Con este bagaje lingüístico, políticamente correcto, ambiguo, rico en omisiones intencionadas y medias verdades, cuando no rotundas falsedades, se ha acostumbrado a muchos a tener en la cabeza ideas incompatibles. Da igual si son mentira, incoherentes o contradictorias, todo es opinable o, mejor dicho, conforme convenga al poder para crear realidades a partir de consignas sencillas logrando que le crean sin entender lo que diga. Pero, como señalé al principio, no todo el mundo está dispuesto a perder su libertad sometiéndose a esta forma de esclavitud como muestra la lucha reciente en tres frentes distintos.
Al hilo de la guerra en Gaza, hemos sido testigos de cómo, apelando a los sentimientos, palabras, cuyo grave significado exigiría ser usadas con particular rigor, véase genocidio y tortura, han sido banalizadas al extremo para movilizar a las gentes en pro de una causa ideológica. Ante este abuso obsceno de equiparar mediante el empleo del mismo vocablo hechos significativamente diferentes -ni una guerra, por brutal que sea, es un genocidio ni un arresto una tortura- por fortuna se han alzado voces autorizadas denunciando tamaña mendacidad.
Como viene siendo costumbre, con ocasión de la fiesta de la Hispanidad, ha vuelto a aflorar el debate entre los términos “hispano” y “latino” para referirse a las personas del continente americano pertenecientes al ámbito de los pueblos con lengua y cultura española. No obstante, a diferencia de tiempos pasados, los defensores del término “latino” han encontrado mucha mayor resistencia. Si, desde que la Francia imperialista del XIX impuso el término “latino” para debilitar la identidad española en América, su empleo ha sido cuasi hegemónico gracias al apoyo anglosajón, de la izquierda hispanófoba de su engarce con la leyenda negra y del estúpido seguidismo de tantos hispanos, algo ha cambiado. La revalorización de la identidad hispana, por ejemplo en Estados Unidos, junto a la reivindicación de la Hispanidad por un creciente número de autores de ambas orillas del Atlántico está ganando terreno en este combate centenario.
El tercer frente ha ocupado a la prensa estos días por el pretendido asalto gubernativo a la RAE empleando como ariete el Instituto Cervantes. Lo que está en juego es la imposición de un “lenguaje inclusivo” impulsado desde la izquierda.
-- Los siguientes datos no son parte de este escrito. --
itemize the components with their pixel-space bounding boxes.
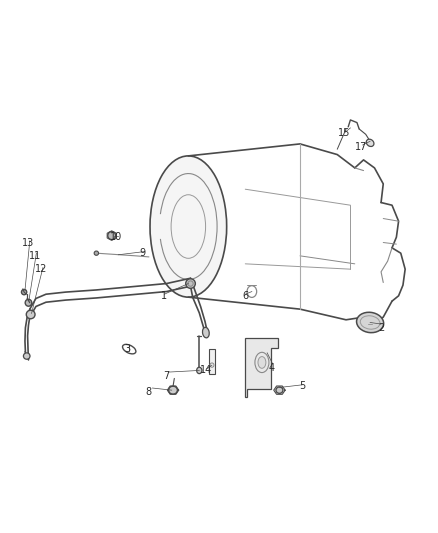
Ellipse shape [197, 367, 202, 374]
Ellipse shape [202, 327, 209, 338]
Ellipse shape [169, 386, 177, 394]
Text: 13: 13 [22, 238, 35, 247]
Text: 3: 3 [124, 344, 130, 354]
Text: 11: 11 [29, 251, 41, 261]
Ellipse shape [24, 353, 30, 359]
Text: 4: 4 [268, 363, 275, 373]
Ellipse shape [25, 300, 32, 306]
Ellipse shape [186, 279, 195, 288]
Text: 7: 7 [163, 371, 170, 381]
Text: 2: 2 [378, 323, 384, 333]
Text: 8: 8 [146, 387, 152, 397]
Text: 14: 14 [200, 366, 212, 375]
Ellipse shape [366, 139, 374, 147]
Ellipse shape [357, 312, 384, 333]
Text: 12: 12 [35, 264, 48, 274]
Text: 1: 1 [161, 291, 167, 301]
Ellipse shape [276, 387, 283, 393]
Ellipse shape [94, 251, 99, 255]
Text: 17: 17 [355, 142, 367, 151]
Polygon shape [245, 338, 278, 397]
Ellipse shape [150, 156, 227, 297]
Text: 10: 10 [110, 232, 122, 242]
Text: 5: 5 [299, 382, 305, 391]
Ellipse shape [21, 289, 27, 295]
Ellipse shape [258, 357, 266, 368]
FancyBboxPatch shape [209, 349, 215, 374]
Text: 15: 15 [338, 128, 350, 138]
Ellipse shape [108, 231, 116, 239]
Text: 9: 9 [139, 248, 145, 258]
Text: 6: 6 [242, 291, 248, 301]
Ellipse shape [26, 310, 35, 319]
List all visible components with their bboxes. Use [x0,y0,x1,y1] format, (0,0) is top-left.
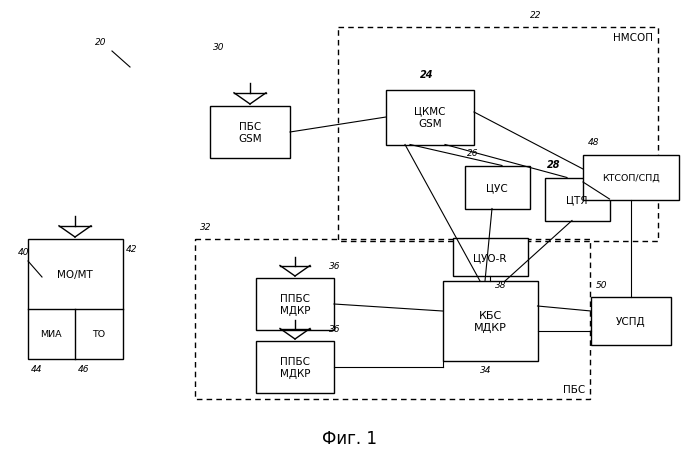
Text: НМСОП: НМСОП [613,33,653,43]
Bar [27,239,122,359]
Text: 38: 38 [495,280,507,289]
Bar [338,28,658,242]
Bar [452,238,528,276]
Text: ПБС: ПБС [563,384,585,394]
Text: КТСОП/СПД: КТСОП/СПД [602,173,660,182]
Text: 30: 30 [213,43,224,52]
Text: КБС
МДКР: КБС МДКР [473,310,507,333]
Text: 32: 32 [200,222,212,232]
Text: 42: 42 [126,244,137,253]
Text: ЦУС: ЦУС [486,182,508,192]
Text: 34: 34 [480,365,491,374]
Text: ЦКМС
GSM: ЦКМС GSM [415,106,446,129]
Bar [591,298,671,345]
Bar [256,278,334,330]
Text: 36: 36 [329,324,340,333]
Text: 22: 22 [530,11,542,20]
Bar [545,178,610,221]
Bar [583,155,679,200]
Text: 24: 24 [420,71,433,81]
Text: МО/МТ: МО/МТ [57,269,93,279]
Text: 28: 28 [547,160,560,170]
Bar [195,239,590,399]
Text: ТО: ТО [92,330,106,339]
Text: Фиг. 1: Фиг. 1 [322,429,377,447]
Text: МИА: МИА [41,330,62,339]
Text: ПБС
GSM: ПБС GSM [238,121,262,144]
Text: 36: 36 [329,262,340,270]
Text: 46: 46 [78,364,89,373]
Bar [210,107,290,159]
Text: ЦТЯ: ЦТЯ [566,195,588,205]
Text: 26: 26 [466,149,478,158]
Text: 44: 44 [31,364,42,373]
Text: УСПД: УСПД [617,316,646,326]
Bar [386,90,474,145]
Text: 40: 40 [18,248,29,257]
Text: ППБС
МДКР: ППБС МДКР [280,293,310,315]
Text: ЦУО-R: ЦУО-R [473,253,507,263]
Bar [256,341,334,393]
Text: 48: 48 [588,138,600,147]
Bar [465,166,530,209]
Text: ППБС
МДКР: ППБС МДКР [280,356,310,379]
Text: 20: 20 [95,38,106,47]
Text: 50: 50 [596,280,607,289]
Bar [442,281,538,361]
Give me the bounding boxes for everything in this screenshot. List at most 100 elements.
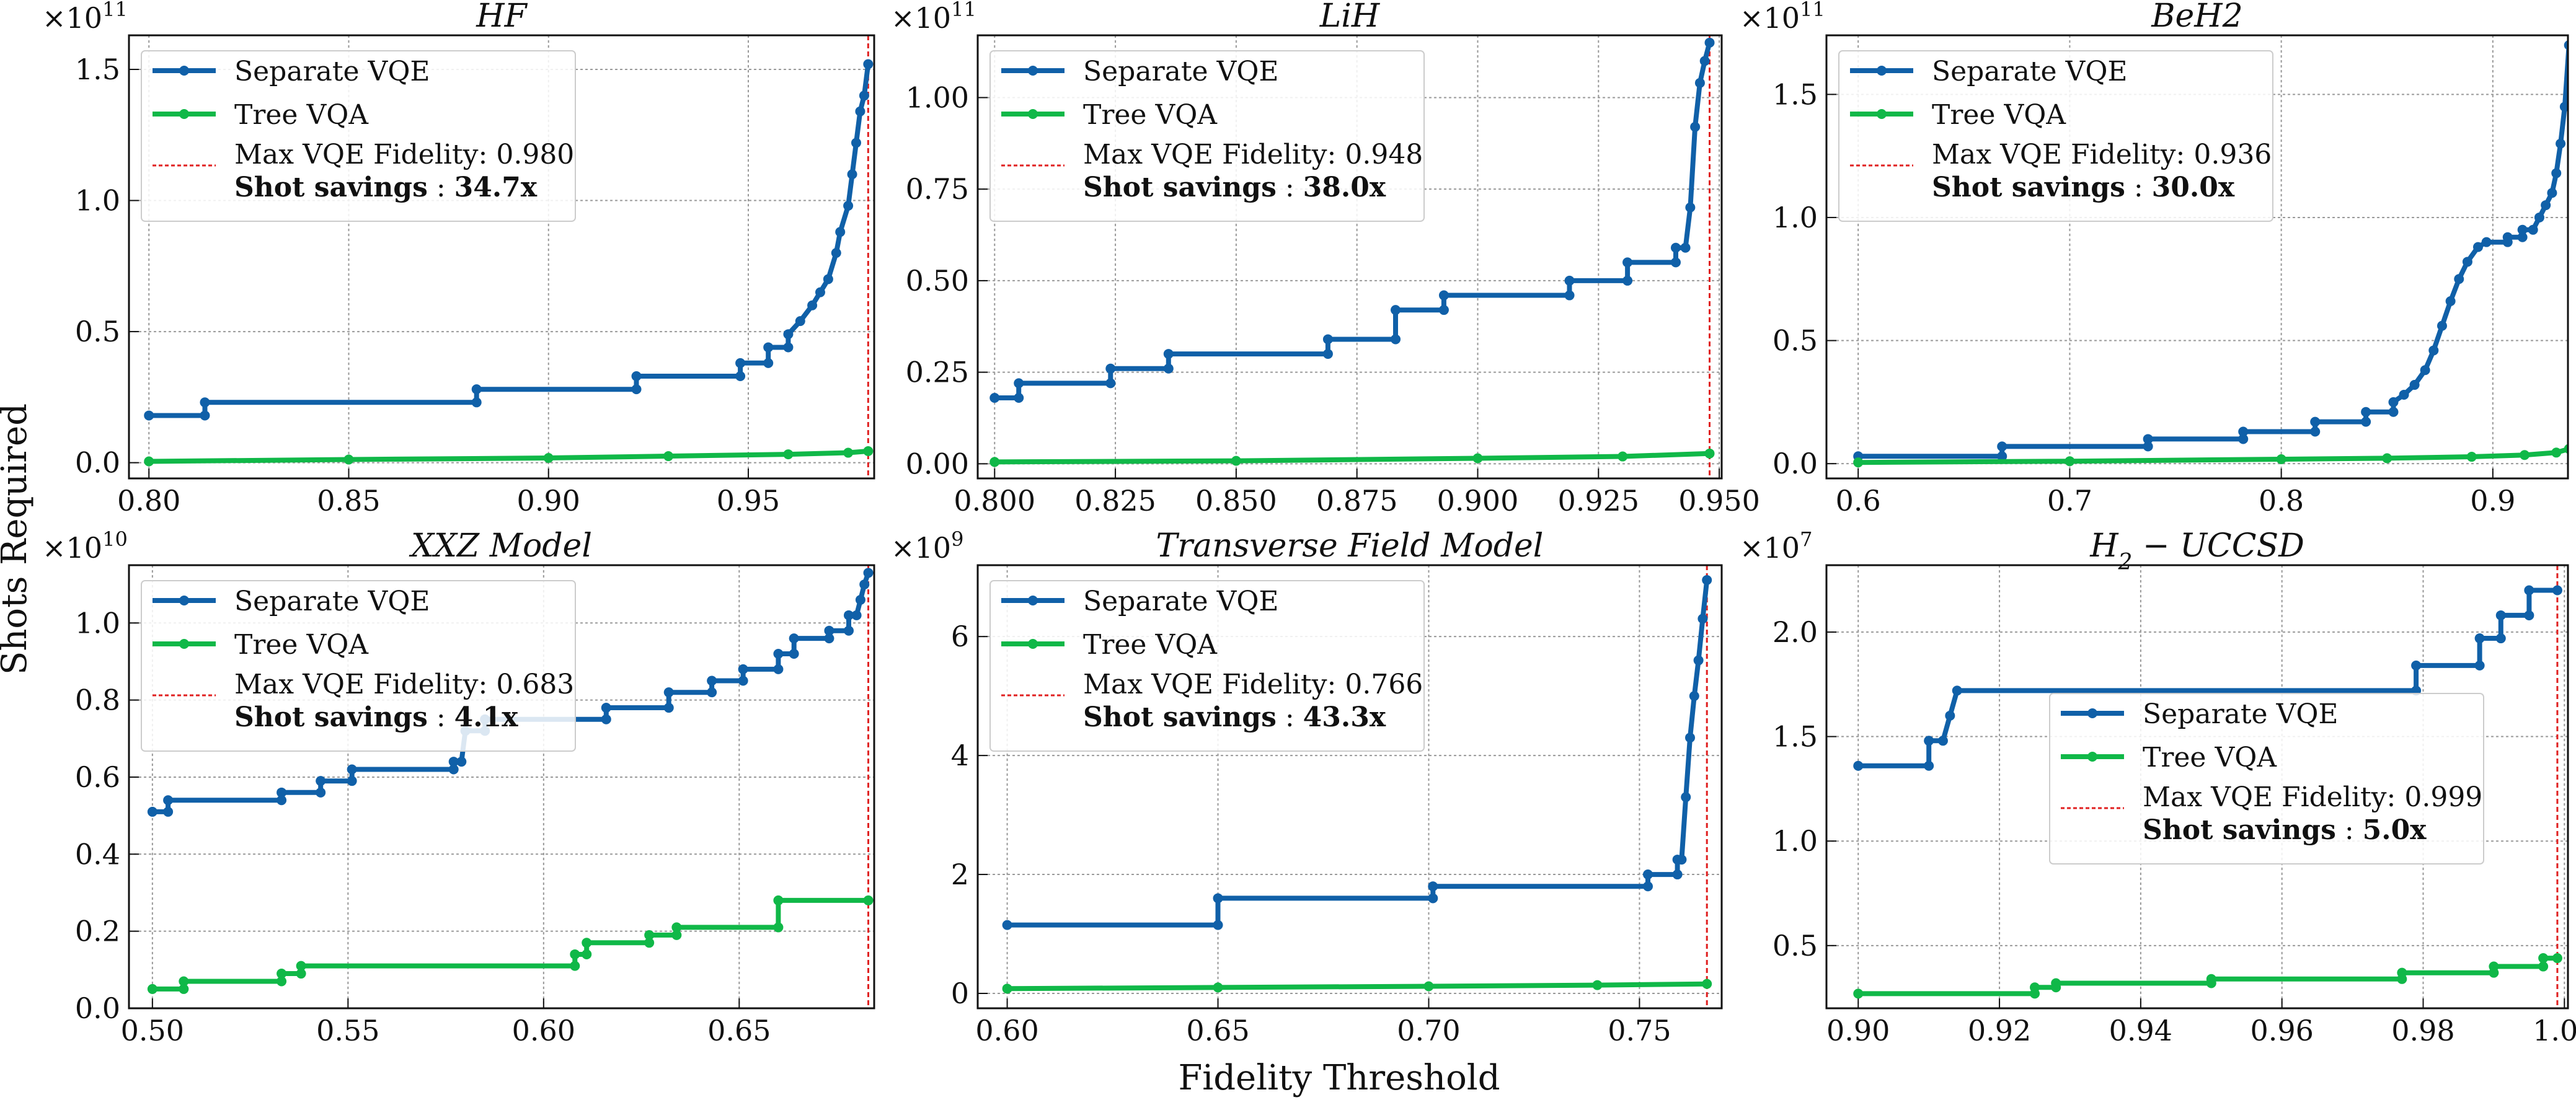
separate-vqe-point <box>663 687 674 698</box>
y-tick-label: 0.75 <box>906 172 969 206</box>
separate-vqe-point <box>1670 257 1681 268</box>
separate-vqe-point <box>735 371 746 381</box>
separate-vqe-point <box>2428 345 2439 356</box>
separate-vqe-point <box>1322 334 1333 345</box>
separate-vqe-point <box>843 201 854 211</box>
y-tick-label: 1.0 <box>1773 824 1818 858</box>
separate-vqe-point <box>2388 397 2399 407</box>
legend-tree-label: Tree VQA <box>234 629 369 661</box>
separate-vqe-point <box>835 227 846 237</box>
separate-vqe-point <box>1163 349 1174 359</box>
panel-2: 0.800 0.825 0.850 0.875 0.900 0.925 0.950 0.00 0… <box>891 0 1760 517</box>
legend-shot-savings: Shot savings : 30.0x <box>1932 172 2235 203</box>
x-tick-label: 0.80 <box>117 484 180 517</box>
panel-1: 0.80 0.85 0.90 0.950.00.51.01.5×1011 HFSepar… <box>42 0 875 517</box>
separate-vqe-point <box>631 371 642 381</box>
x-tick-label: 0.65 <box>1186 1014 1249 1047</box>
separate-vqe-point <box>1564 290 1575 301</box>
legend-tree-marker <box>1877 109 1887 119</box>
separate-vqe-point <box>2556 138 2566 149</box>
tree-vqa-point <box>1704 448 1715 459</box>
legend-box <box>1838 50 2273 222</box>
legend-box <box>141 580 576 752</box>
tree-vqa-point <box>1618 451 1628 462</box>
x-tick-label: 0.900 <box>1437 484 1519 517</box>
separate-vqe-point <box>707 675 717 686</box>
separate-vqe-point <box>471 384 482 395</box>
y-tick-label: 0.25 <box>906 356 969 389</box>
y-tick-label: 0.0 <box>75 446 120 480</box>
y-tick-label: 0.0 <box>1773 447 1818 480</box>
y-tick-label: 1.0 <box>75 184 120 218</box>
separate-vqe-point <box>851 610 862 620</box>
separate-vqe-point <box>707 687 717 698</box>
separate-vqe-point <box>763 358 774 368</box>
separate-vqe-point <box>763 342 774 353</box>
x-tick-label: 0.94 <box>2109 1014 2172 1047</box>
separate-vqe-point <box>1105 363 1116 374</box>
x-tick-label: 0.60 <box>512 1014 575 1047</box>
separate-vqe-point <box>789 633 799 644</box>
separate-vqe-point <box>1681 792 1691 803</box>
tree-vqa-point <box>2538 961 2549 972</box>
separate-vqe-point <box>1997 441 2007 452</box>
x-tick-label: 0.7 <box>2047 484 2092 517</box>
y-tick-label: 1.0 <box>1773 201 1818 234</box>
y-tick-label: 2 <box>951 858 969 891</box>
separate-vqe-line <box>1004 578 1710 928</box>
y-tick-label: 0.8 <box>75 684 120 717</box>
separate-vqe-point <box>859 579 870 590</box>
separate-vqe-point <box>773 649 784 659</box>
legend-separate-marker <box>1877 66 1887 76</box>
y-tick-label: 1.5 <box>1773 720 1818 754</box>
separate-vqe-point <box>1690 121 1701 132</box>
legend-tree-marker <box>2087 752 2097 762</box>
legend-shot-savings: Shot savings : 4.1x <box>234 702 518 733</box>
axes-frame <box>128 564 875 1010</box>
tree-vqa-point <box>663 451 674 462</box>
legend-box <box>989 50 1425 222</box>
tree-vqa-point <box>1702 979 1712 989</box>
legend-separate-marker <box>2087 708 2097 718</box>
x-tick-label: 0.96 <box>2250 1014 2313 1047</box>
legend-max-fidelity: Max VQE Fidelity: 0.683 <box>234 669 574 700</box>
legend-max-fidelity: Max VQE Fidelity: 0.999 <box>2143 781 2482 813</box>
separate-vqe-point <box>2552 585 2562 596</box>
tree-vqa-point <box>843 447 854 458</box>
separate-vqe-point <box>1014 378 1024 389</box>
separate-vqe-point <box>1438 305 1449 315</box>
x-tick-label: 0.875 <box>1316 484 1398 517</box>
legend: Separate VQE Tree VQA Max VQE Fidelity: 0.… <box>141 580 576 752</box>
separate-vqe-point <box>2238 434 2249 444</box>
separate-vqe-point <box>1622 257 1633 268</box>
y-tick-label: 4 <box>951 739 969 772</box>
tree-vqa-point <box>2552 953 2562 964</box>
legend: Separate VQE Tree VQA Max VQE Fidelity: 0.… <box>2049 693 2484 865</box>
tree-vqa-point <box>2520 450 2530 460</box>
legend-shot-savings: Shot savings : 34.7x <box>234 172 538 203</box>
separate-vqe-point <box>471 397 482 408</box>
tree-vqa-point <box>2538 953 2549 964</box>
legend-tree-label: Tree VQA <box>1932 99 2066 131</box>
legend-box <box>989 580 1425 752</box>
legend-separate-label: Separate VQE <box>2143 698 2339 730</box>
tree-vqa-point <box>2276 454 2286 465</box>
tree-vqa-point <box>144 456 154 467</box>
x-tick-label: 1.00 <box>2533 1014 2576 1047</box>
separate-vqe-point <box>448 757 459 767</box>
separate-vqe-point <box>277 795 287 806</box>
tree-vqa-point <box>2382 453 2392 464</box>
separate-vqe-point <box>738 675 748 686</box>
x-tick-label: 0.95 <box>717 484 780 517</box>
separate-vqe-point <box>1622 275 1633 286</box>
tree-vqa-point <box>644 938 655 948</box>
panel-6: 0.900.920.940.960.981.000.51.01.52.0×107… <box>1740 527 2576 1047</box>
separate-vqe-point <box>200 397 210 408</box>
separate-vqe-point <box>200 410 210 421</box>
tree-vqa-point <box>1853 988 1864 999</box>
tree-vqa-point <box>2551 447 2562 458</box>
y-tick-label: 0.6 <box>75 760 120 794</box>
separate-vqe-point <box>863 59 874 69</box>
separate-vqe-point <box>2310 416 2321 427</box>
x-axis-label: Fidelity Threshold <box>1178 1058 1500 1098</box>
La RAE, fiel a su misión de evitar la adulteración de la lengua, lleva años resistiéndose a que se utilice para hacer ingeniería social, impidiendo convertir el español en un galimatías incomprensible. Obviamente, su rechazo a todos los intentos de pervertir el idioma para asentar la ideología de género, o la de un rancio nacionalismo obcecado en sustituir los topónimos en español por aquellos en lenguas cooficiales, no ha gustado al poder, pero su resistencia a oficializar una “neolengua progresista” ha dificultado arraigar su colonialismo ideológico.
Toda palabrería impuesta para someter la verdad al interés ideológico es corrosiva y castrante. Por ello, combatir la manipulación del lenguaje como arma de colonización ideológica siempre ha sido afán de los amantes de la libertad porque, si la mentira esclaviza, acostumbrarse a vivir en ella sencillamente no es vida.